When cities grow in population, economic output and cultural amenities, they need more physical space. Such space can be created through densification and/or by expanding their footprints into the rural periphery. Urban expansion in geographic space is often ill-defined and its measurement and projection into the future are controversial. ‘Sprawl’ is detrimental to the surrounding countryside, costly in terms of infrastructure, excessive waste in energy and resources, and increased GHG emissions. But the regulatory containment of urban expansion is problematic as it can result in land and house price inflation, making cities less affordable. The speed of urban expansion has consistently been underestimated especially in the Global South where expansions occur in a disorderly and unplanned manner with negative consequences for inhabitants.
This special issue explores whether and where preparing for urban expansion is appropriate; how urban expansion can be undertaken more sustainably; how and where expansion needs to be contained; what are the appropriate strategies for balancing densification and expansion; and how the appropriate expansion strategies can be effectively implemented.
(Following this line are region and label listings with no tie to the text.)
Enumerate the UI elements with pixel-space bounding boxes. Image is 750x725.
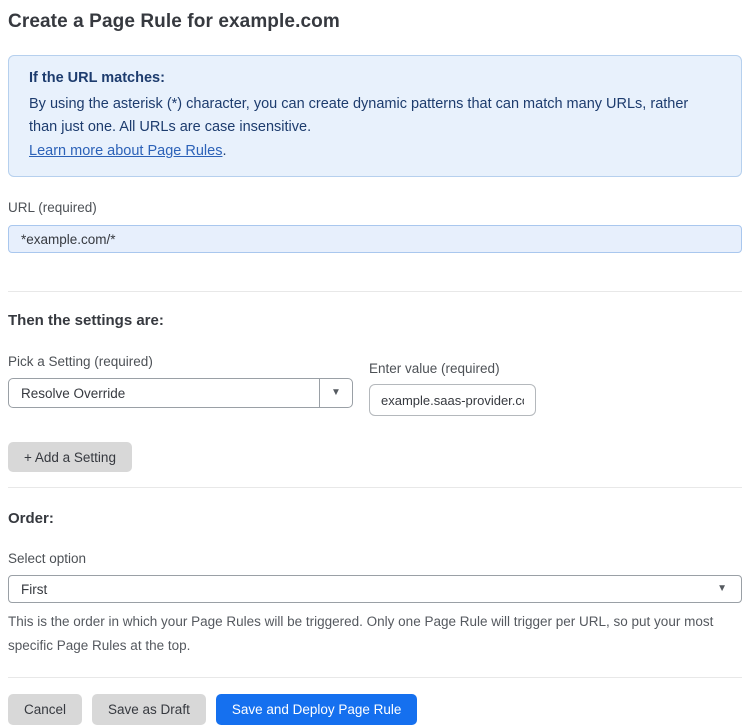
setting-dropdown-arrow-button[interactable]: ▼ [319, 379, 352, 407]
footer-divider [8, 677, 742, 678]
setting-dropdown-value: Resolve Override [21, 385, 126, 401]
order-select-label: Select option [8, 551, 87, 566]
setting-value-input[interactable] [369, 384, 536, 416]
order-select-value: First [21, 581, 48, 597]
pick-setting-column: Pick a Setting (required) Resolve Overri… [8, 354, 353, 408]
chevron-down-icon: ▼ [717, 583, 727, 594]
settings-section-heading: Then the settings are: [8, 312, 164, 329]
add-setting-button[interactable]: + Add a Setting [8, 442, 132, 472]
link-period: . [222, 143, 227, 159]
order-section-heading: Order: [8, 510, 54, 527]
create-page-rule-panel: Create a Page Rule for example.com If th… [0, 0, 750, 725]
info-link-line: Learn more about Page Rules. [29, 140, 721, 163]
cancel-button[interactable]: Cancel [8, 694, 83, 725]
order-help-text: This is the order in which your Page Rul… [8, 614, 714, 653]
save-and-deploy-button[interactable]: Save and Deploy Page Rule [215, 694, 418, 725]
info-box-heading: If the URL matches: [29, 70, 165, 86]
save-as-draft-button[interactable]: Save as Draft [92, 694, 206, 725]
chevron-down-icon: ▼ [331, 387, 341, 398]
order-select[interactable]: First ▼ [8, 575, 742, 603]
url-match-info-box: If the URL matches: By using the asteris… [8, 55, 742, 177]
info-box-body: By using the asterisk (*) character, you… [29, 96, 689, 135]
section-divider [8, 291, 742, 292]
page-title: Create a Page Rule for example.com [8, 11, 340, 32]
url-field-label: URL (required) [8, 200, 97, 215]
enter-value-label: Enter value (required) [369, 361, 500, 376]
section-divider [8, 487, 742, 488]
enter-value-column: Enter value (required) [369, 354, 536, 416]
setting-row: Pick a Setting (required) Resolve Overri… [8, 354, 742, 416]
pick-setting-label: Pick a Setting (required) [8, 354, 153, 369]
setting-dropdown[interactable]: Resolve Override ▼ [8, 378, 353, 408]
footer-actions: Cancel Save as Draft Save and Deploy Pag… [8, 694, 742, 725]
url-input[interactable] [8, 225, 742, 253]
learn-more-link[interactable]: Learn more about Page Rules [29, 143, 222, 159]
Critical analyses of experiences in planning and managing both urban containment and orderly urban expansion are sought that draw pragmatic lessons, for both slow and rapidly growing cities. Such analyses must embrace the many challenges in planning for projected urban expansion in the face of regulatory limitations, local resistance, climate change (e.g. flooding, sea level rise, and mudslides), fiscal and financial constraints, and persistent rural-urban migration.
Download the complete CfP here >PDF
The deadline for abstract submission is December 3rd, 2021.